This occurred in 2015, the same year that Yonyou Network, with 800,000 customers, achieved revenue of RMB 4.45 billion but a meager net profit of only RMB 324 million. From this perspective, the ceiling of the software market is indeed quite low.
To achieve profitability, Yonyou Network had to transform.
The problems brought about by this transformation extend beyond the slowdown in revenue growth. It also led to increased operating costs and sales expenses. As the industry enters an era of low growth, companies like Yonyou Network must continuously recruit more presales personnel to support their business, leading to increased costs such as travel expenses.
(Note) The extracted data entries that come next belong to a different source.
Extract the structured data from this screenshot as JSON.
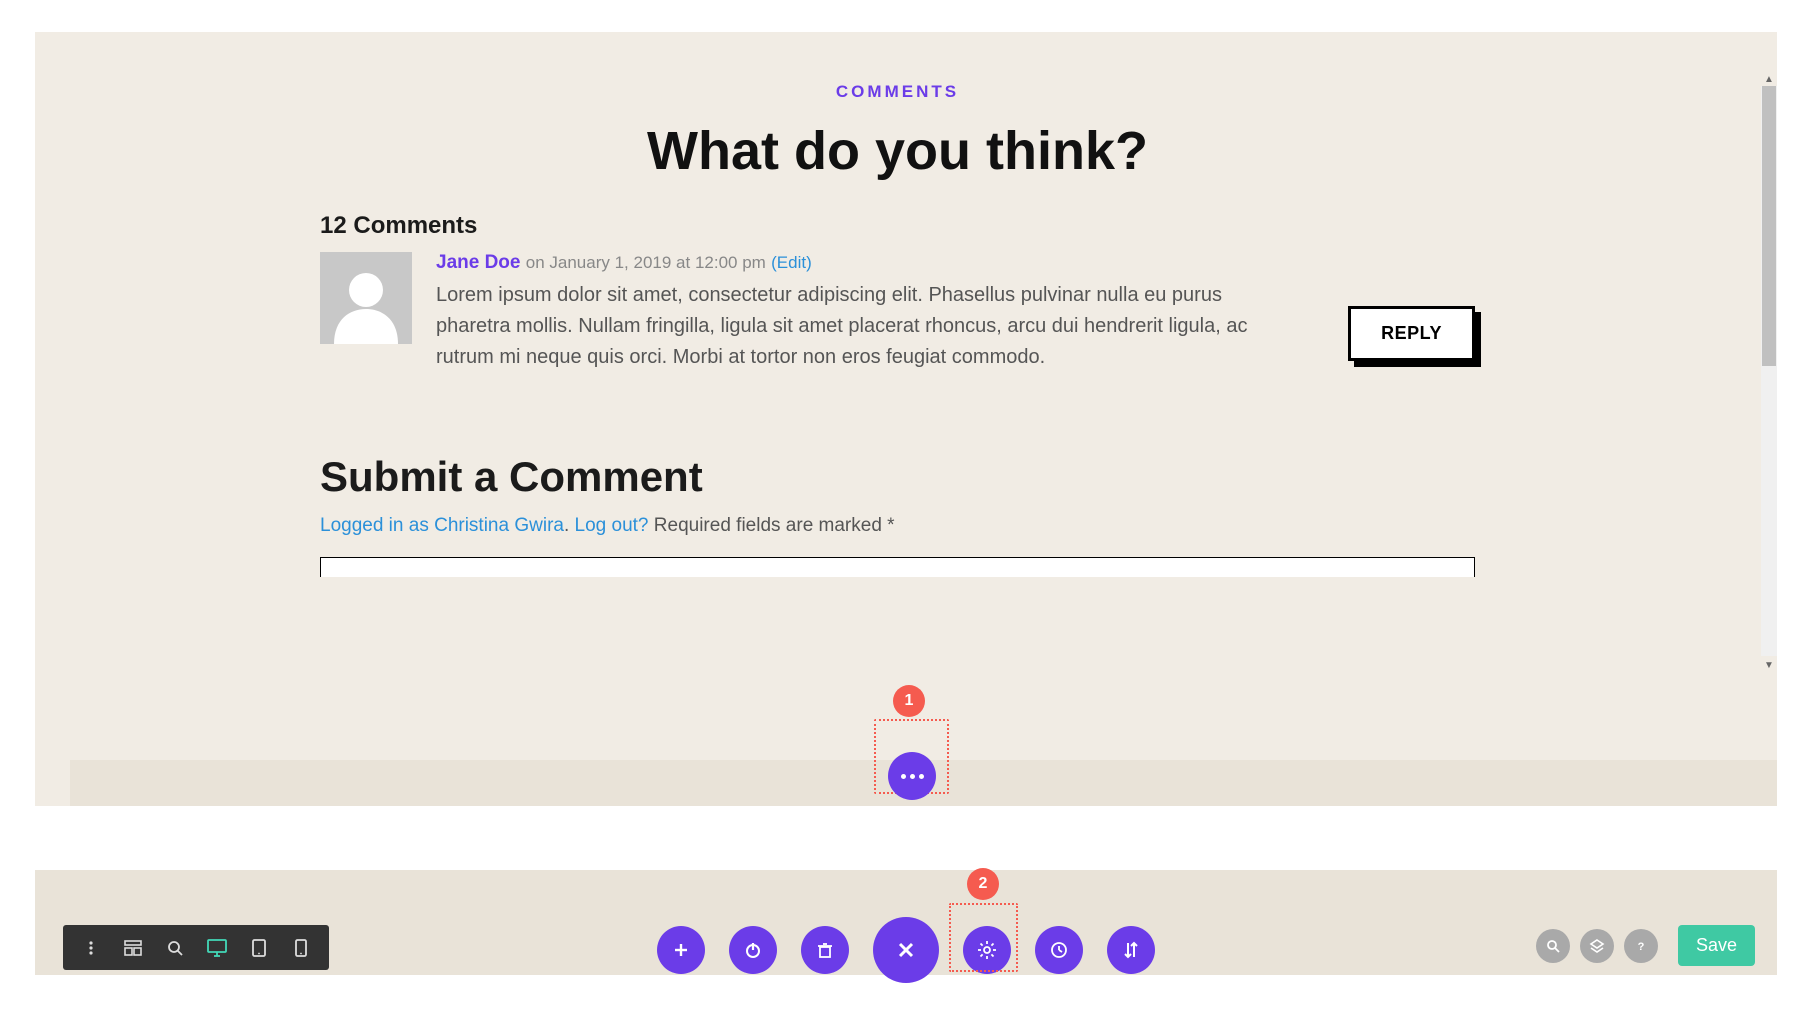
{
  "eyebrow": "COMMENTS",
  "title": "What do you think?",
  "comment_count_label": "12 Comments",
  "comment": {
    "author": "Jane Doe",
    "meta": "on January 1, 2019 at 12:00 pm",
    "edit": "(Edit)",
    "body": "Lorem ipsum dolor sit amet, consectetur adipiscing elit. Phasellus pulvinar nulla eu purus pharetra mollis. Nullam fringilla, ligula sit amet placerat rhoncus, arcu dui hendrerit ligula, ac rutrum mi neque quis orci. Morbi at tortor non eros feugiat commodo.",
    "reply": "REPLY"
  },
  "submit": {
    "heading": "Submit a Comment",
    "logged_in_as": "Logged in as Christina Gwira",
    "logout": "Log out?",
    "required_note": " Required fields are marked *"
  },
  "badges": {
    "one": "1",
    "two": "2"
  },
  "save_label": "Save",
  "period": "."
}
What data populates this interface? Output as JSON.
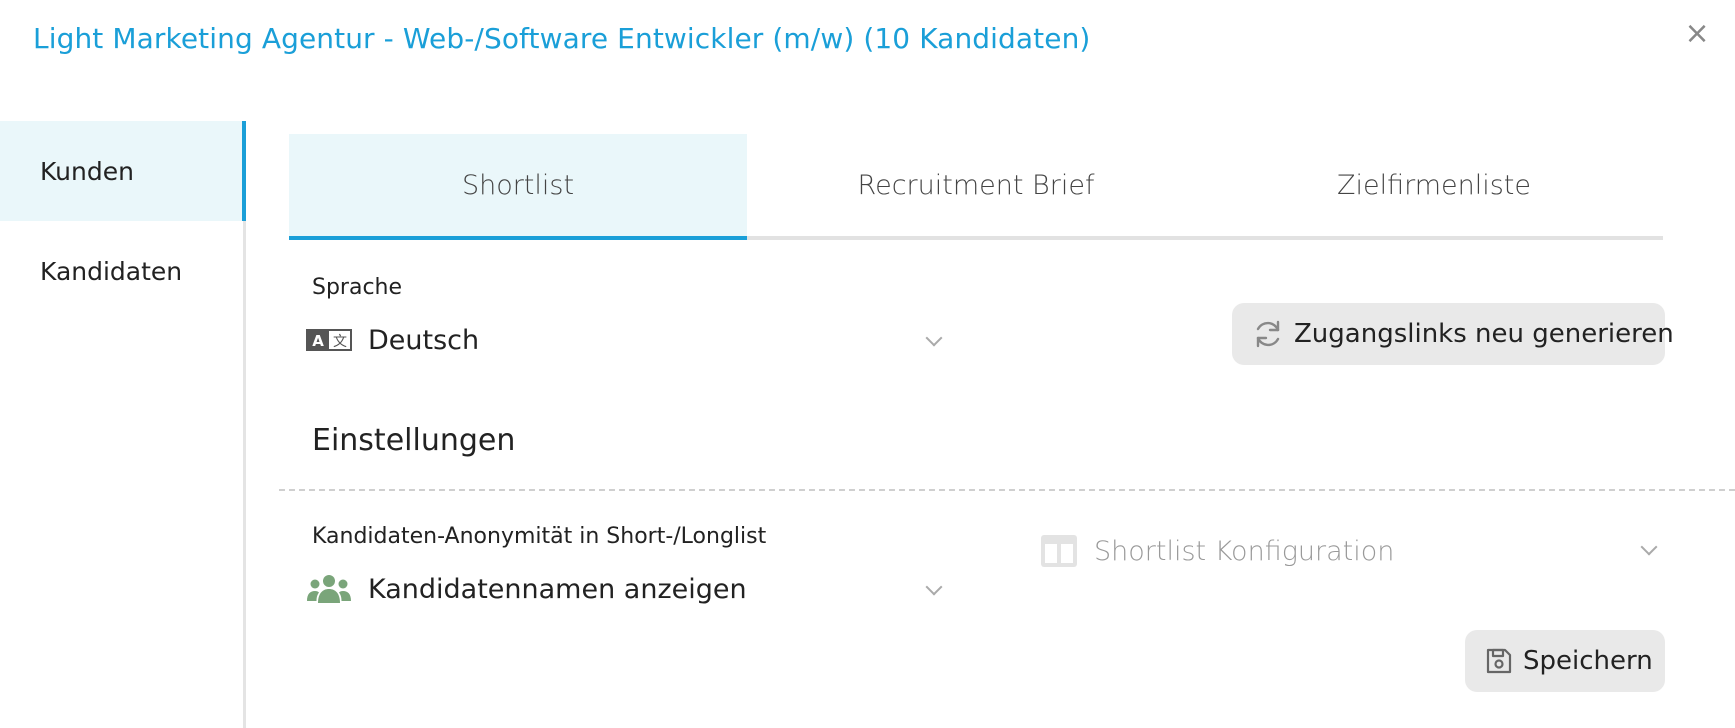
{
  "header": {
    "title": "Light Marketing Agentur - Web-/Software Entwickler (m/w) (10 Kandidaten)",
    "close_icon": "×"
  },
  "sidebar": {
    "items": [
      {
        "label": "Kunden",
        "active": true
      },
      {
        "label": "Kandidaten",
        "active": false
      }
    ]
  },
  "tabs": [
    {
      "label": "Shortlist",
      "active": true
    },
    {
      "label": "Recruitment Brief",
      "active": false
    },
    {
      "label": "Zielfirmenliste",
      "active": false
    }
  ],
  "language": {
    "label": "Sprache",
    "value": "Deutsch",
    "icon": "translate-icon"
  },
  "regenerate_button": {
    "label": "Zugangslinks neu generieren",
    "icon": "refresh-icon"
  },
  "settings": {
    "title": "Einstellungen",
    "anonymity": {
      "label": "Kandidaten-Anonymität in Short-/Longlist",
      "value": "Kandidatennamen anzeigen",
      "icon": "users-icon"
    },
    "shortlist_config": {
      "value": "Shortlist Konfiguration",
      "icon": "columns-icon"
    }
  },
  "save_button": {
    "label": "Speichern",
    "icon": "floppy-icon"
  },
  "colors": {
    "accent": "#1a9fd8",
    "active_bg": "#eaf7fa",
    "users_icon": "#7aa57a",
    "button_bg": "#e9e9e9"
  }
}
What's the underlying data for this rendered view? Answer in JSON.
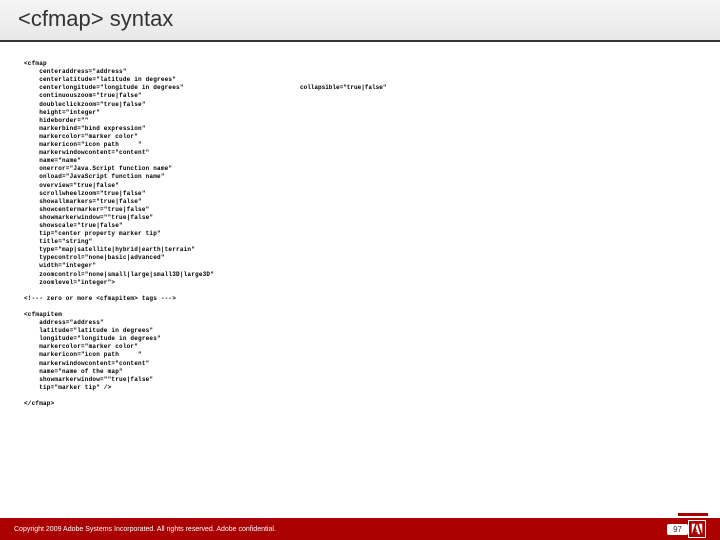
{
  "slide": {
    "title": "<cfmap> syntax"
  },
  "code": {
    "open_tag": "<cfmap",
    "attr1": "    centeraddress=\"address\"",
    "attr2": "    centerlatitude=\"latitude in degrees\"",
    "attr3": "    centerlongitude=\"longitude in degrees\"",
    "attr_collapsible": "collapsible=\"true|false\"",
    "attr4": "    continuouszoom=\"true|false\"",
    "attr5": "    doubleclickzoom=\"true|false\"",
    "attr6": "    height=\"integer\"",
    "attr7": "    hideborder=\"\"",
    "attr8": "    markerbind=\"bind expression\"",
    "attr9": "    markercolor=\"marker color\"",
    "attr10": "    markericon=\"icon path     \"",
    "attr11": "    markerwindowcontent=\"content\"",
    "attr12": "    name=\"name\"",
    "attr13": "    onerror=\"Java.Script function name\"",
    "attr14": "    onload=\"JavaScript function name\"",
    "attr15": "    overview=\"true|false\"",
    "attr16": "    scrollwheelzoom=\"true|false\"",
    "attr17": "    showallmarkers=\"true|false\"",
    "attr18": "    showcentermarker=\"true|false\"",
    "attr19": "    showmarkerwindow=\"\"true|false\"",
    "attr20": "    showscale=\"true|false\"",
    "attr21": "    tip=\"center property marker tip\"",
    "attr22": "    title=\"string\"",
    "attr23": "    type=\"map|satellite|hybrid|earth|terrain\"",
    "attr24": "    typecontrol=\"none|basic|advanced\"",
    "attr25": "    width=\"integer\"",
    "attr26": "    zoomcontrol=\"none|small|large|small3D|large3D\"",
    "attr27": "    zoomlevel=\"integer\">",
    "comment": "<!--- zero or more <cfmapitem> tags --->",
    "item_open": "<cfmapitem",
    "item1": "    address=\"address\"",
    "item2": "    latitude=\"latitude in degrees\"",
    "item3": "    longitude=\"longitude in degrees\"",
    "item4": "    markercolor=\"marker color\"",
    "item5": "    markericon=\"icon path     \"",
    "item6": "    markerwindowcontent=\"content\"",
    "item7": "    name=\"name of the map\"",
    "item8": "    showmarkerwindow=\"\"true|false\"",
    "item9": "    tip=\"marker tip\" />",
    "close_tag": "</cfmap>"
  },
  "footer": {
    "copyright": "Copyright 2009 Adobe Systems Incorporated.  All rights reserved.  Adobe confidential.",
    "page": "97"
  }
}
Similarly, during this transformation period, Yonyou Network introduced various new products tailored to different customers. Customers require sufficient time to become familiar with these new products, necessitating an increase in sales personnel to address this need.
Overall, due to business development needs, Yonyou Network has increased its operating costs and sales expenses. However, these increased costs have not yielded corresponding output. The rise in operating costs has lowered gross profit margins, while the increase in sales expenses has reduced net profit margins. As a result, Yonyou Network's efforts have ultimately failed to generate profits.
After all, despite its technological innovation and software development capabilities, Yonyou Network's profit-making model still relies on high operating costs and sales expenses rather than so-called technological innovation.